Wausau Pilot & Review

After a one-year hiatus due to COVID-19 restrictions, Mile of Music will return August 5 through 8, bringing hundreds of music sets to dozens of venues – both traditional and non-traditional – to downtown Appleton.

Willems Marketing & Events, which created and has produced the free, multi-venue, all-original music festival since its inception in 2013, made the return of the popular festival – once called a “firehose of music” by a delighted fan – official in June. 

Dave Willems, president of Willems Marketing & Events (WME) and festival curator, said there will be practical, common sense measures woven into this year’s event to balance the return to live music-loving normalcy with the realities of life amid the subsiding pandemic.

“More than ever, we’re asking our fans, artists and host venues to continue working together to again put common courtesy on stage, front and center, for this year’s fest,” Willems said. “This is an opportunity for Appleton to continue to show the state and the country that we can do something very special while doing it responsibly and safely as we bounce back from such difficult days.”  

Photo courtesy of Mile of Music

Willems said Mile 8 will offer many of the features that original music fans from Wisconsin and around the country – a typical Mile fest draws fans from all 50 states – have come to expect from the walkable, good vibes-oriented event that begins at noon on Thursday and continues to approximately 6 p.m. on Sunday, typically on the first weekend in August each year. This year’s return of the festival after the 2020 pandemic hiatus also returns an impressive scope and scale, with nearly 650 live music sets and music education sessions throughout the four-day main run at more than 40 host venues and festival spaces.

Willems said about 150 original music artists and Lawrence music education team members will be featured at Mile 8.

“We’re excited that the number of artists is impressive again and the roster itself will be chock-full of talented national, regional, statewide and local performers,” he said.

One of the big adjustments for Mile 8 will be the shift of a significant amount of the music from indoor to outdoor. Whereas the average amount of outdoor music at the festival has been around 25 percent, the festival’s managing director, Mike Van Thull of WME, said this year’s event will be roughly split between outdoor and indoor venues.

“Coming out of the pandemic, we feel this is the right modification for this year,” Van Thull said. “With more outside, we do become more susceptible to weather issues, but it’s intended as a one-year shift.”

Another important tweak, Van Thull said, is that all four days of Mile 8 will always have live music sets available to see outside during the times when there is indoor music. Essentially, he said, the festival will start each day at the outside venues and both outdoor and indoor venues will end around the same time each night – at the 11 p.m. outdoor curfew time and between 11 and 11:30 p.m. for the indoor venues.

“This way, attendees will always have the benefit of knowing they can attend music outdoors if they choose,” he said. 

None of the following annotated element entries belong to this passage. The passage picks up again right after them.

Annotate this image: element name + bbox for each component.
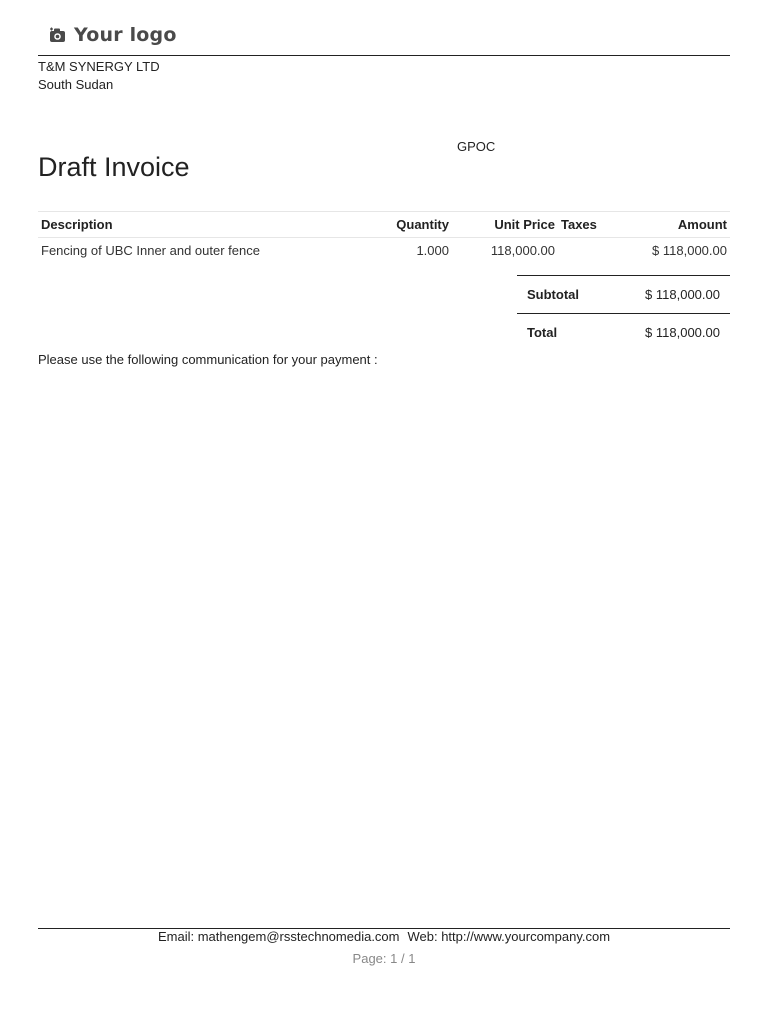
invoice-title: Draft Invoice: [38, 152, 190, 182]
total-value: $ 118,000.00: [645, 325, 720, 340]
line-quantity: 1.000: [416, 242, 449, 258]
page-footer: [38, 929, 730, 966]
line-description: Fencing of UBC Inner and outer fence: [41, 242, 260, 258]
subtotal-row: [517, 275, 730, 313]
table-row: [38, 238, 730, 263]
header-divider: [38, 55, 730, 56]
page-number: Page: 1 / 1: [352, 951, 416, 966]
col-quantity: Quantity: [384, 212, 452, 238]
col-description: Description: [38, 212, 384, 238]
totals-block: [517, 275, 730, 351]
col-amount: Amount: [624, 212, 730, 238]
logo-text: Your logo: [74, 24, 177, 46]
partner-name: GPOC: [457, 139, 496, 154]
company-name: T&M SYNERGY LTD: [38, 59, 160, 74]
camera-icon: [48, 25, 68, 45]
company-country: South Sudan: [38, 77, 114, 92]
company-logo: [40, 20, 185, 50]
footer-contact: [38, 929, 730, 945]
table-header-row: [38, 212, 730, 238]
col-taxes: Taxes: [558, 212, 624, 238]
line-unit-price: 118,000.00: [490, 242, 555, 258]
company-address: [38, 58, 160, 94]
line-amount: $ 118,000.00: [652, 242, 727, 258]
total-row: [517, 313, 730, 351]
line-taxes: [558, 238, 624, 263]
footer-web: Web: http://www.yourcompany.com: [407, 929, 611, 944]
invoice-lines-table: [38, 211, 730, 262]
subtotal-label: Subtotal: [527, 287, 579, 302]
total-label: Total: [527, 325, 558, 340]
subtotal-value: $ 118,000.00: [645, 287, 720, 302]
col-unit-price: Unit Price: [452, 212, 558, 238]
payment-note: Please use the following communication for your payment :: [38, 352, 378, 367]
footer-email: Email: mathengem@rsstechnomedia.com: [157, 929, 400, 944]
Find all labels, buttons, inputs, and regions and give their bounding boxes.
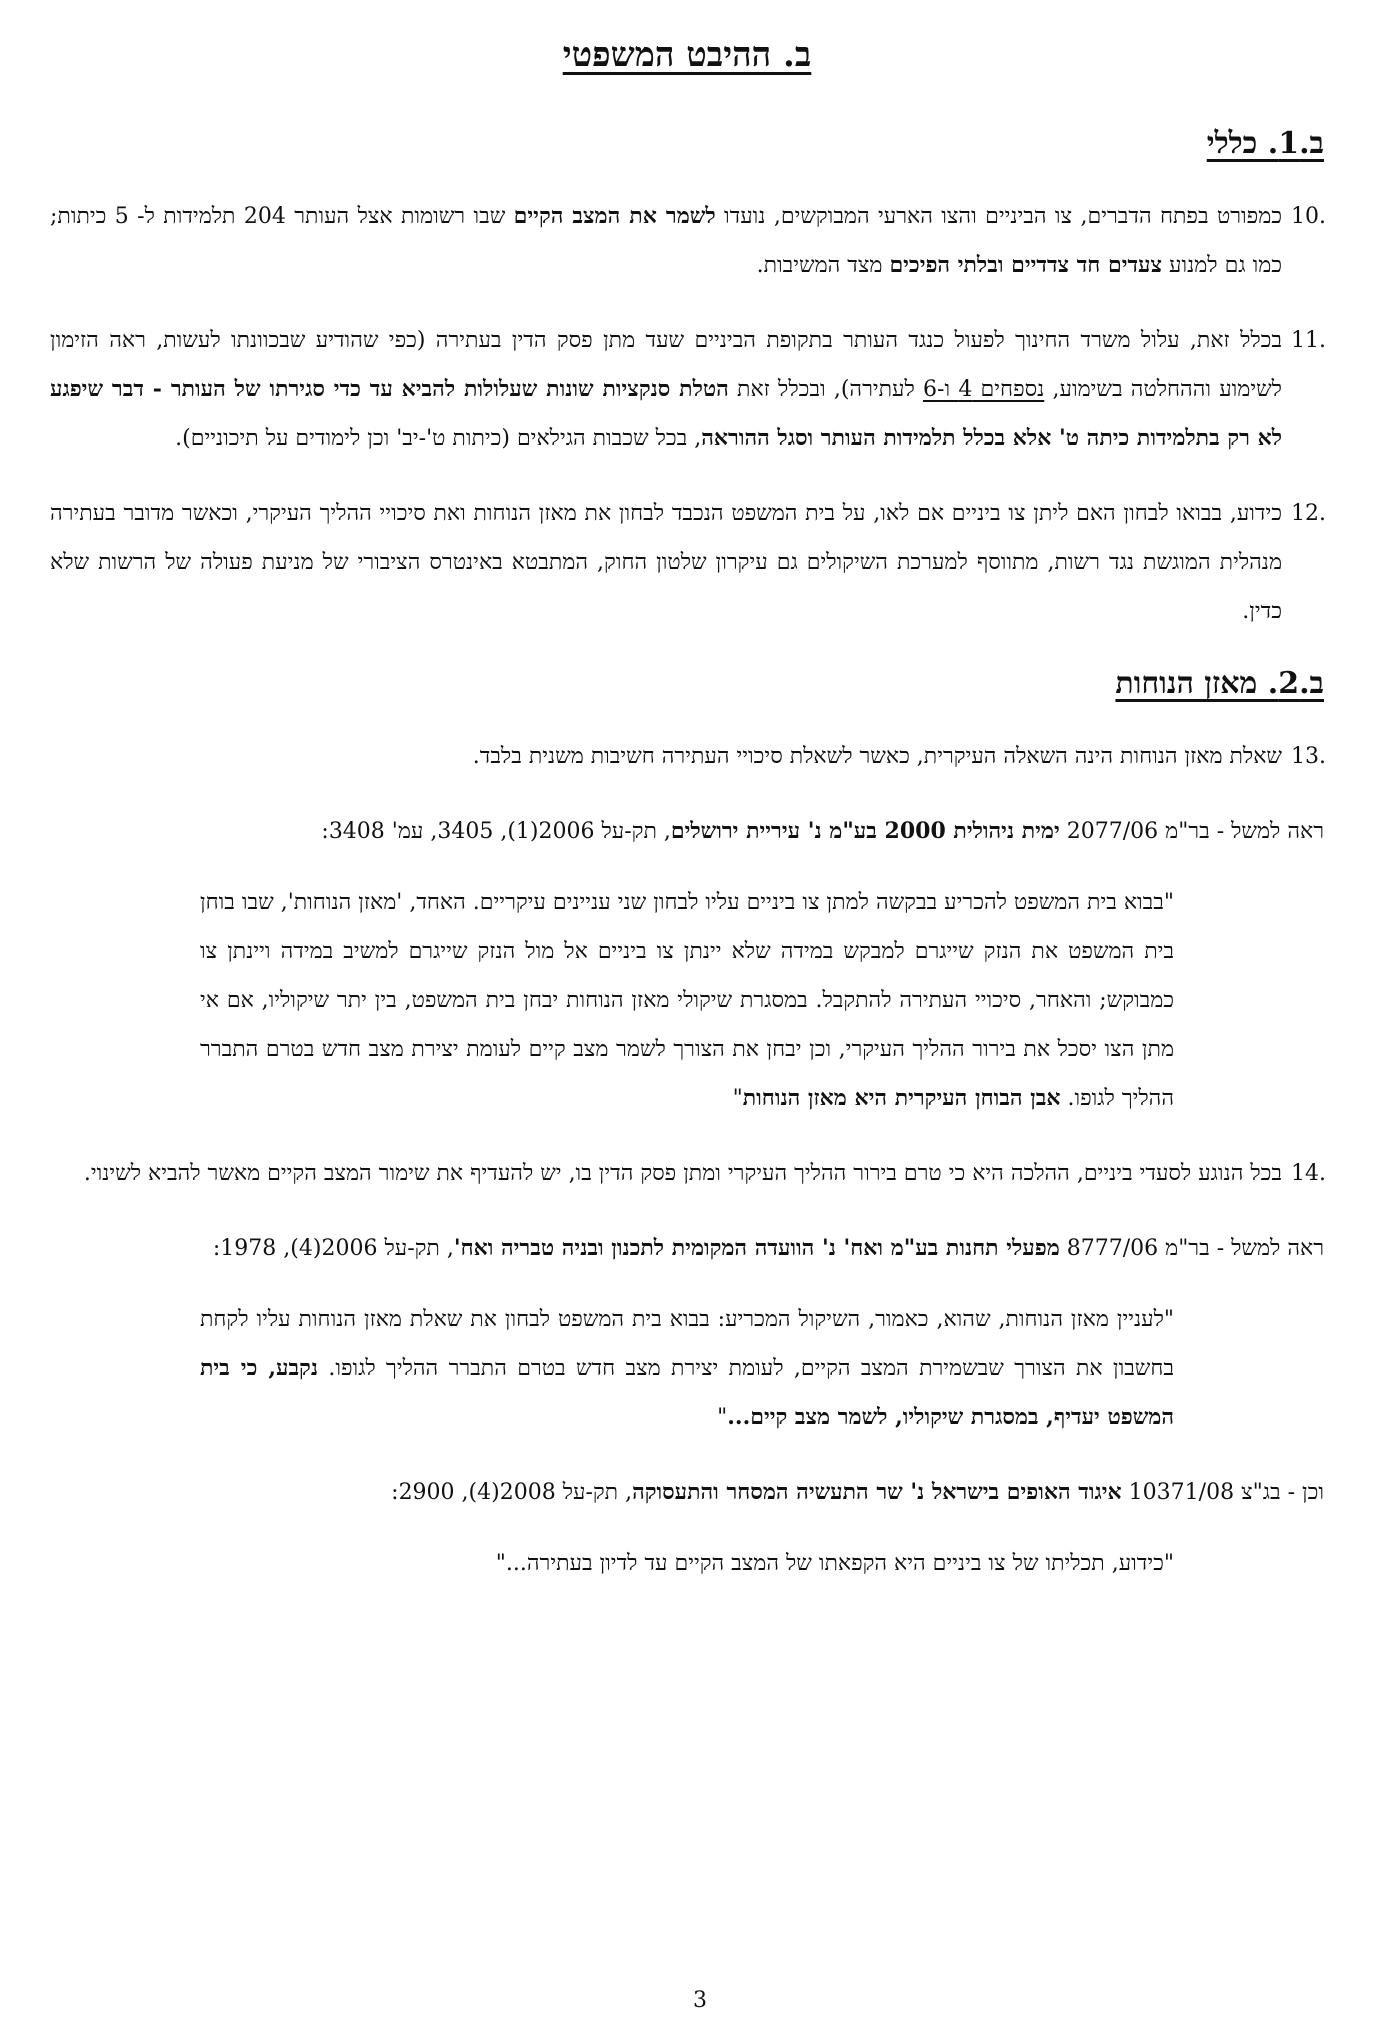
paragraph-number: 14. — [1291, 1161, 1326, 1186]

Three of The Mile’s Main Stages will be located at the largest of the outdoor spaces available in downtown: Jones Park, Washington Square and the parking lot at The Core, which will be hosted by Spats, and will allow for larger crowds to gather and allow for more personal space than the smaller parking lot adjacent to Spats.

Mid-sized outdoor feature stages will again include Fox River House, Emmett’s, The Courtyard Stage at Red Lion Hotel Paper Valley, Riverside Bar & Grill, the D2 Patio, the Ormsby green space on the Lawrence campus, and McFleshman’s beer garden.

Photo courtesy of Mile of Music

Some traditional indoor venues will move outside or increase their footprint outside, including: Stone Arch, which will move from the Tap Room to their outdoor space; Rookies, which will move from their patio to the larger parking lot on the other side of their building; Mondo!, which will move to The Parklet between the 222 Building and Copper Rock; and a new outdoor stage behind Jim’s Place and Wooden Nickel as those two formerly indoor venues join forces and collaborate on an outside stage area. For this year only, Houdini Plaza will feature some of the festival’s top acoustic acts in a more relaxed festival setting.

“Washington Square allows significantly more open room to distance for this year,” Van Thull said. Houdini Plaza will return to its role as a main stage in 2022, according to Van Thull. 

A more subtle adjustment, but an important “safer songs” measure, will be to allow more time in between artist sets at Mile 8. Ian Thomson, who leads the effort of booking the artists and scheduling the expansive festival, said the increase to 35 minutes in between each live set at all venues will allow artists to make less hectic and safer transitions from one performance to the next.

Mile organizers, as part of their mitigation plan with the City of Appleton, have asked the indoor venues to modify their capacities slightly lower for Mile 8.

All musical performances are free to attend. For information on venues, artists and hours, visit the Mile of Music official website.